If the bank’s forecasts are accurate and it wants inflation within its band before it cuts, it would need to wait until at least June 2025, when it forecasts trimmed mean inflation to be 3 per cent, or December that year, when it’s expected to be 2.8 per cent. But there is a complication with the analysis — it assumes the cash rate will fall twice over the second half of this year, once more in the first half of next year and again before the end of
2025. However, this is not the RBA telling us what it plans to do with interest rates — it simply needs to plug a cash rate number into its forecasts, so it uses a combination of the market pricing and economist forecasts.
Obviously, if the RBA doesn’t make those rate cuts, inflation would likely come down faster than its forecasts suggest. So really, the question of when the RBA starts cutting rates depends on how fast it wants to get inflation back to the midpoint of its target range (2.5 per cent), which is what it’s aiming for.
“That’s sort of ideally where we want to see it because, if you’re sort of at the top or bottom, the risks of being pushed out, obviously, are higher,” Ms Bullock explained. Expectation is for no rate cuts before
August Dr Ellis doesn’t think the RBA will wait until inflation is already below 3 per cent before starting to cut. “We do think that sometime later this year, probably around September, the RBA will have enough comfort that inflation is coming down quickly enough for their liking to be confident that inflation will return to their 2-3 per cent target,” she told The Business.

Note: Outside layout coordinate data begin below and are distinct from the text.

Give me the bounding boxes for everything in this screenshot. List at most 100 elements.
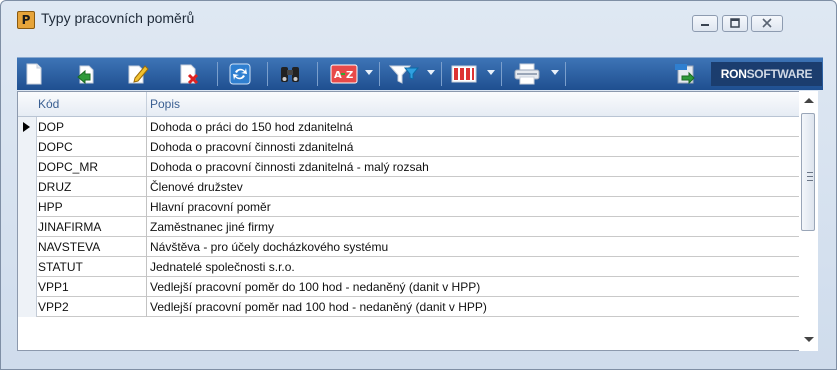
table-row[interactable]: VPP1 Vedlejší pracovní poměr do 100 hod … [18,277,814,297]
svg-text:Z: Z [346,70,353,81]
edit-button[interactable] [125,62,151,86]
toolbar-separator [267,62,268,86]
grip-icon [807,172,813,181]
cell-popis[interactable]: Dohoda o pracovní činnosti zdanitelná - … [150,160,429,174]
cell-kod[interactable]: NAVSTEVA [38,240,100,254]
brand-text-2: SOFTWARE [746,67,813,81]
delete-button[interactable] [177,62,203,86]
cell-popis[interactable]: Vedlejší pracovní poměr do 100 hod - ned… [150,280,480,294]
table-row[interactable]: DOPC Dohoda o pracovní činnosti zdanitel… [18,137,814,157]
table-row[interactable]: VPP2 Vedlejší pracovní poměr nad 100 hod… [18,297,814,317]
new-document-icon [26,63,42,85]
column-header-popis[interactable]: Popis [150,97,180,111]
table-row[interactable]: NAVSTEVA Návštěva - pro účely docházkové… [18,237,814,257]
columns-icon [451,65,477,83]
cell-kod[interactable]: DOPC [38,140,73,154]
filter-icon [388,65,420,84]
row-indicator [18,137,37,157]
export-icon [675,64,695,85]
row-indicator [18,157,37,177]
table-row[interactable]: DOPC_MR Dohoda o pracovní činnosti zdani… [18,157,814,177]
row-indicator [18,257,37,277]
cell-popis[interactable]: Zaměstnanec jiné firmy [150,220,274,234]
row-indicator [18,277,37,297]
app-icon: P [17,11,35,29]
cell-kod[interactable]: STATUT [38,260,83,274]
cell-kod[interactable]: JINAFIRMA [38,220,101,234]
print-dropdown-arrow[interactable] [551,70,559,75]
row-indicator [18,117,37,137]
import-button[interactable] [73,62,99,86]
cell-kod[interactable]: DOP [38,120,64,134]
current-row-arrow-icon [23,122,30,132]
maximize-icon [730,18,740,28]
printer-icon [514,63,540,85]
sort-az-icon: AZ [330,64,358,84]
columns-button[interactable] [449,62,479,86]
new-button[interactable] [21,62,47,86]
toolbar: AZ RONSOFTWARE [17,57,823,90]
vertical-scrollbar[interactable] [799,91,818,351]
toolbar-separator [217,62,218,86]
cell-popis[interactable]: Hlavní pracovní poměr [150,200,271,214]
cell-popis[interactable]: Návštěva - pro účely docházkového systém… [150,240,388,254]
filter-button[interactable] [387,62,421,86]
window-title: Typy pracovních poměrů [41,10,195,26]
filter-dropdown-arrow[interactable] [427,70,435,75]
row-indicator [18,217,37,237]
cell-popis[interactable]: Dohoda o pracovní činnosti zdanitelná [150,140,353,154]
table-row[interactable]: JINAFIRMA Zaměstnanec jiné firmy [18,217,814,237]
table-row[interactable]: STATUT Jednatelé společnosti s.r.o. [18,257,814,277]
cell-popis[interactable]: Jednatelé společnosti s.r.o. [150,260,295,274]
ron-software-logo: RONSOFTWARE [711,62,822,86]
row-indicator [18,297,37,317]
toolbar-separator [501,62,502,86]
delete-document-icon [180,64,199,85]
svg-text:A: A [334,70,342,81]
export-button[interactable] [671,62,697,86]
cell-kod[interactable]: VPP2 [38,300,69,314]
title-bar[interactable]: P Typy pracovních poměrů [9,7,828,33]
binoculars-icon [281,67,299,82]
print-button[interactable] [511,62,543,86]
sort-button[interactable]: AZ [329,62,359,86]
toolbar-separator [565,62,566,86]
brand-text-1: RON [720,67,747,81]
row-indicator [18,197,37,217]
cell-popis[interactable]: Vedlejší pracovní poměr nad 100 hod - ne… [150,300,487,314]
window: P Typy pracovních poměrů A Z RONSOFTWARE… [0,0,837,370]
edit-document-icon [128,65,149,84]
toolbar-separator [317,62,318,86]
column-header-kod[interactable]: Kód [38,97,59,111]
cell-kod[interactable]: VPP1 [38,280,69,294]
import-arrow-icon [77,65,94,85]
toolbar-separator [441,62,442,86]
minimize-icon [701,24,709,26]
cell-popis[interactable]: Členové družstev [150,180,243,194]
table-row[interactable]: DOP Dohoda o práci do 150 hod zdanitelná [18,117,814,137]
scroll-up-arrow-icon[interactable] [804,98,814,103]
maximize-button[interactable] [722,15,748,32]
scroll-down-arrow-icon[interactable] [804,337,814,342]
data-grid[interactable]: Kód Popis DOP Dohoda o práci do 150 hod … [17,91,815,351]
toolbar-separator [379,62,380,86]
cell-kod[interactable]: HPP [38,200,63,214]
cell-popis[interactable]: Dohoda o práci do 150 hod zdanitelná [150,120,353,134]
row-indicator [18,237,37,257]
close-button[interactable] [751,15,783,32]
column-divider[interactable] [146,92,147,116]
cell-kod[interactable]: DOPC_MR [38,160,98,174]
minimize-button[interactable] [692,15,718,32]
row-indicator [18,177,37,197]
sort-dropdown-arrow[interactable] [365,70,373,75]
table-row[interactable]: HPP Hlavní pracovní poměr [18,197,814,217]
refresh-button[interactable] [227,62,253,86]
find-button[interactable] [277,62,303,86]
scroll-thumb[interactable] [801,113,815,231]
refresh-icon [229,63,251,85]
grid-header: Kód Popis [18,92,814,117]
close-icon [762,18,772,28]
cell-kod[interactable]: DRUZ [38,180,71,194]
table-row[interactable]: DRUZ Členové družstev [18,177,814,197]
columns-dropdown-arrow[interactable] [487,70,495,75]
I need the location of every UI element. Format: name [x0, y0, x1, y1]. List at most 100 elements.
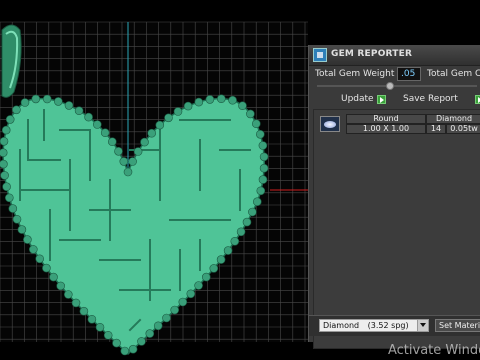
- gem-reporter-panel: GEM REPORTER Total Gem Weight .05 Total …: [308, 45, 480, 349]
- bead: [217, 94, 226, 103]
- save-report-button[interactable]: Save Report: [403, 94, 458, 104]
- bead: [42, 263, 51, 273]
- bead: [251, 119, 261, 128]
- bead: [205, 95, 215, 104]
- material-select[interactable]: Diamond (3.52 spg): [319, 319, 429, 332]
- bead: [0, 148, 8, 157]
- bead: [2, 182, 11, 191]
- bead: [28, 245, 38, 254]
- bead: [42, 94, 52, 104]
- bead: [53, 97, 63, 106]
- bead: [246, 109, 255, 119]
- bead: [108, 137, 117, 146]
- bead: [153, 321, 163, 331]
- update-go-icon[interactable]: [377, 95, 386, 104]
- bead: [0, 171, 9, 180]
- gem-material: Diamond: [426, 114, 480, 124]
- bead: [238, 101, 247, 110]
- gem-shape: Round: [346, 114, 426, 124]
- bead: [209, 264, 219, 273]
- total-gem-count-label: Total Gem Count: [427, 69, 480, 79]
- bead: [23, 235, 32, 244]
- bead: [84, 112, 93, 122]
- bead: [140, 137, 149, 147]
- gem-size: 1.00 X 1.00: [346, 124, 426, 134]
- gem-weight: 0.05tw: [446, 124, 480, 134]
- bead: [64, 101, 74, 110]
- bead: [95, 322, 105, 332]
- bead: [178, 297, 188, 307]
- bead: [230, 237, 240, 246]
- bead: [5, 193, 14, 203]
- bead: [5, 115, 15, 124]
- bead: [17, 225, 27, 234]
- bead: [49, 272, 58, 282]
- bead: [8, 204, 18, 213]
- bead: [112, 338, 121, 348]
- total-gem-weight-field[interactable]: .05: [397, 67, 421, 81]
- bead: [258, 175, 268, 184]
- bead: [216, 255, 226, 264]
- activate-windows-watermark: Activate Windows: [388, 343, 480, 358]
- bead: [123, 167, 133, 177]
- bead: [186, 289, 196, 299]
- gem-count: 14: [426, 124, 446, 134]
- bead: [242, 217, 252, 227]
- bead: [87, 314, 97, 324]
- bead: [145, 329, 155, 338]
- bead: [12, 105, 21, 115]
- bead: [0, 137, 9, 146]
- bead: [183, 101, 193, 111]
- bead: [255, 130, 265, 139]
- bead: [100, 128, 110, 137]
- bead: [202, 272, 211, 282]
- bead: [228, 95, 237, 105]
- bead: [35, 254, 45, 264]
- bead: [128, 157, 137, 166]
- bead: [128, 344, 138, 354]
- bead: [31, 94, 41, 104]
- bead: [93, 120, 102, 129]
- bead: [120, 346, 130, 356]
- set-material-button[interactable]: Set Material: [435, 319, 480, 332]
- chevron-down-icon[interactable]: [417, 320, 428, 331]
- bead: [194, 281, 203, 290]
- bead: [173, 107, 183, 116]
- bead: [164, 113, 173, 123]
- bead: [12, 215, 22, 224]
- bead: [137, 337, 146, 346]
- bead: [103, 330, 113, 340]
- bead: [258, 141, 268, 150]
- round-diamond-icon: [320, 116, 340, 132]
- bead: [79, 306, 89, 316]
- bead: [259, 163, 269, 173]
- bead: [155, 120, 165, 130]
- bead: [64, 290, 73, 299]
- bead: [170, 305, 179, 315]
- bead: [133, 147, 143, 156]
- material-select-value: Diamond: [323, 321, 360, 330]
- material-spg: (3.52 spg): [367, 321, 409, 330]
- total-gem-weight-label: Total Gem Weight: [315, 69, 395, 79]
- bead: [114, 147, 123, 156]
- slider-track[interactable]: [317, 85, 477, 87]
- gem-list[interactable]: Round Diamond 1.00 X 1.00 14 0.05tw: [313, 109, 480, 349]
- bead: [56, 281, 66, 291]
- update-button[interactable]: Update: [341, 94, 374, 104]
- bead: [119, 157, 129, 166]
- bead: [1, 125, 11, 135]
- bead: [256, 186, 266, 196]
- bead: [248, 207, 257, 217]
- panel-title: GEM REPORTER: [331, 49, 413, 59]
- save-report-go-icon[interactable]: [475, 95, 480, 104]
- bead: [259, 152, 269, 162]
- bead: [20, 98, 30, 107]
- bead: [162, 313, 171, 323]
- bead: [71, 298, 81, 308]
- bead: [147, 128, 156, 138]
- slider-thumb[interactable]: [386, 82, 394, 90]
- panel-titlebar[interactable]: GEM REPORTER: [309, 45, 480, 66]
- panel-footer: Diamond (3.52 spg) Set Material: [309, 315, 480, 336]
- bead: [223, 246, 233, 255]
- bead: [236, 227, 246, 237]
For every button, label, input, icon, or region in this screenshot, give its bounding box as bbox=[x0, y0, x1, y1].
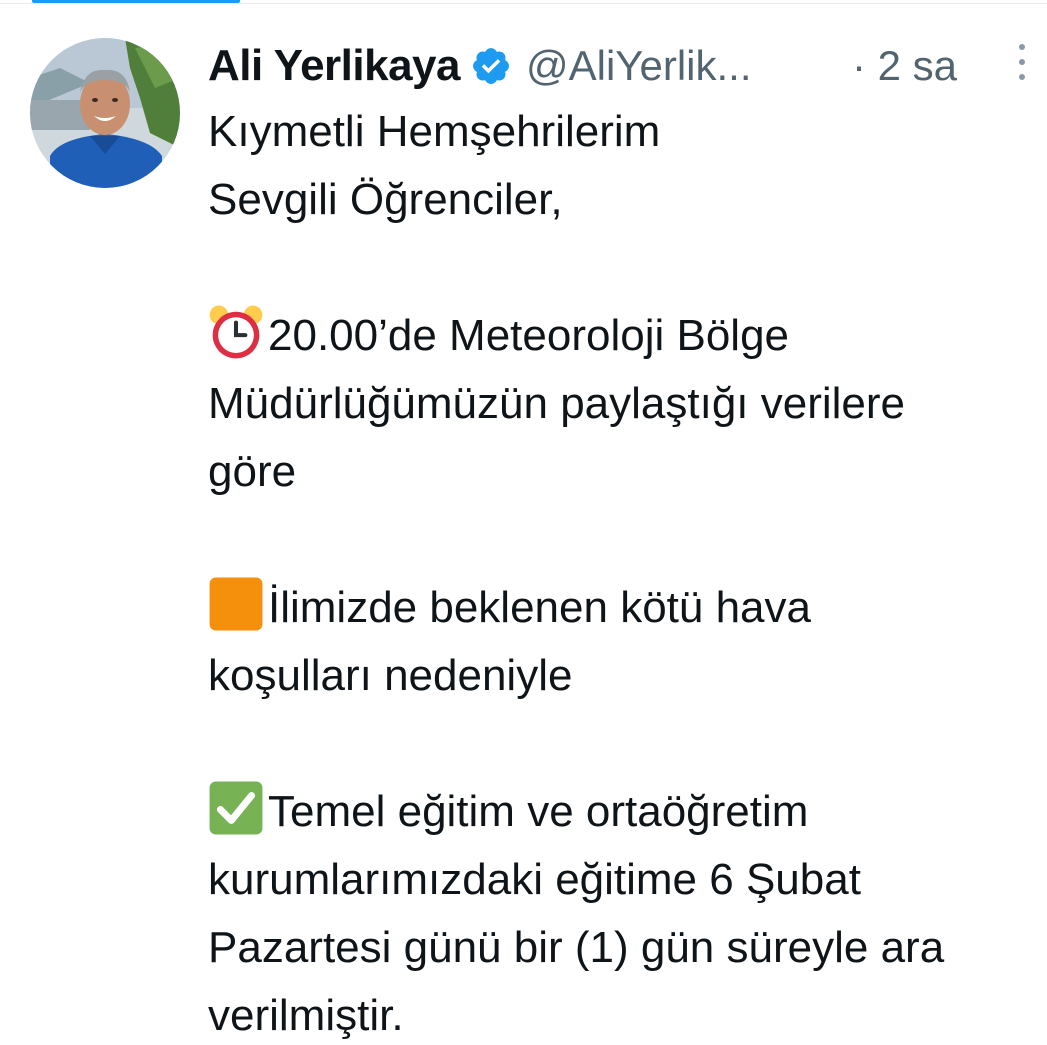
orange-square-icon bbox=[208, 576, 264, 632]
text-line: koşulları nedeniyle bbox=[208, 651, 573, 700]
text-line: Pazartesi günü bir (1) gün süreyle ara bbox=[208, 923, 945, 972]
text-line: İlimizde beklenen kötü hava bbox=[208, 574, 1038, 642]
text-line: 20.00’de Meteoroloji Bölge bbox=[208, 302, 1038, 370]
text-line-content: Temel eğitim ve ortaöğretim bbox=[268, 787, 809, 836]
text-line: Temel eğitim ve ortaöğretim bbox=[208, 778, 1038, 846]
divider bbox=[0, 3, 1047, 4]
tweet-text: Kıymetli Hemşehrilerim Sevgili Öğrencile… bbox=[208, 98, 1038, 1045]
verified-badge-icon bbox=[470, 45, 512, 87]
author-handle[interactable]: @AliYerlik... bbox=[526, 42, 751, 90]
text-line: verilmiştir. bbox=[208, 991, 404, 1040]
check-mark-icon bbox=[208, 780, 264, 836]
avatar[interactable] bbox=[30, 38, 180, 188]
text-line: kurumlarımızdaki eğitime 6 Şubat bbox=[208, 855, 861, 904]
text-line: Sevgili Öğrenciler, bbox=[208, 175, 563, 224]
author-name[interactable]: Ali Yerlikaya bbox=[208, 41, 461, 91]
more-options-icon[interactable] bbox=[1010, 42, 1034, 82]
text-line-content: İlimizde beklenen kötü hava bbox=[268, 583, 811, 632]
text-line: Müdürlüğümüzün paylaştığı verilere bbox=[208, 379, 906, 428]
avatar-image bbox=[30, 38, 180, 188]
tweet-view: Ali Yerlikaya @AliYerlik... · 2 sa Kıyme… bbox=[0, 0, 1047, 1045]
text-line: göre bbox=[208, 447, 297, 496]
text-line-content: 20.00’de Meteoroloji Bölge bbox=[268, 311, 790, 360]
alarm-clock-icon bbox=[208, 304, 264, 360]
text-line: Kıymetli Hemşehrilerim bbox=[208, 107, 661, 156]
tweet-timestamp[interactable]: · 2 sa bbox=[852, 38, 957, 94]
tweet-header: Ali Yerlikaya @AliYerlik... bbox=[208, 38, 751, 94]
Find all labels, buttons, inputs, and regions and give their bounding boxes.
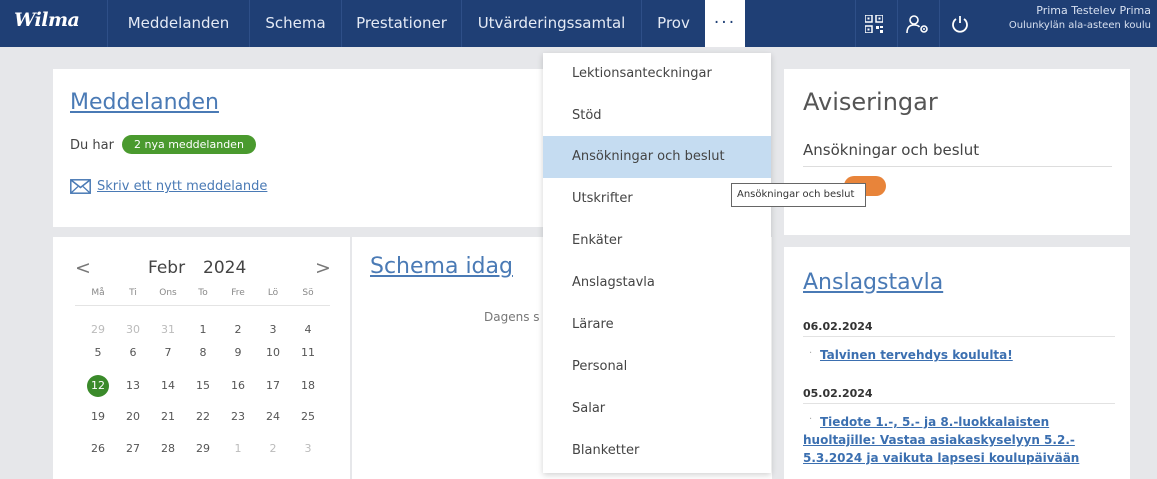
top-navigation-bar: Wilma Meddelanden Schema Prestationer Ut… xyxy=(0,0,1157,47)
calendar-day[interactable]: 2 xyxy=(226,319,250,341)
user-account[interactable]: Prima Testelev Prima Oulunkylän ala-aste… xyxy=(1003,3,1157,33)
envelope-icon xyxy=(70,179,91,194)
menu-item-stod[interactable]: Stöd xyxy=(543,95,771,137)
power-icon[interactable] xyxy=(939,0,979,47)
notices-panel: Aviseringar Ansökningar och beslut xyxy=(784,69,1130,235)
calendar-day-today[interactable]: 12 xyxy=(87,375,109,397)
notices-title: Aviseringar xyxy=(803,88,938,116)
calendar-day[interactable]: 17 xyxy=(261,375,285,397)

“So we think that they’ll be able to reduce the amount of restriction that their policies are creating on the economy. The economists at the other big banks have broadly similar forecasts, which were also unchanged by Tuesday’s RBA communications. The few analysts who were tipping interest rate cuts as early as May, such as Capital Economics, have generally pushed back their expectations by a few months. And market pricing did ease somewhat after Tuesday’s RBA communications blitz. May had last week been seen as a 50/50 bet for a rate cut, with June as the near certainty. In conclusion, the RBA has now got most economists and traders aligned that the first rate cut won’t be until at least August, and there will probably be another before this year ends.
Now all it needs is for the economic data to match its forecasts — something that is notoriously rare.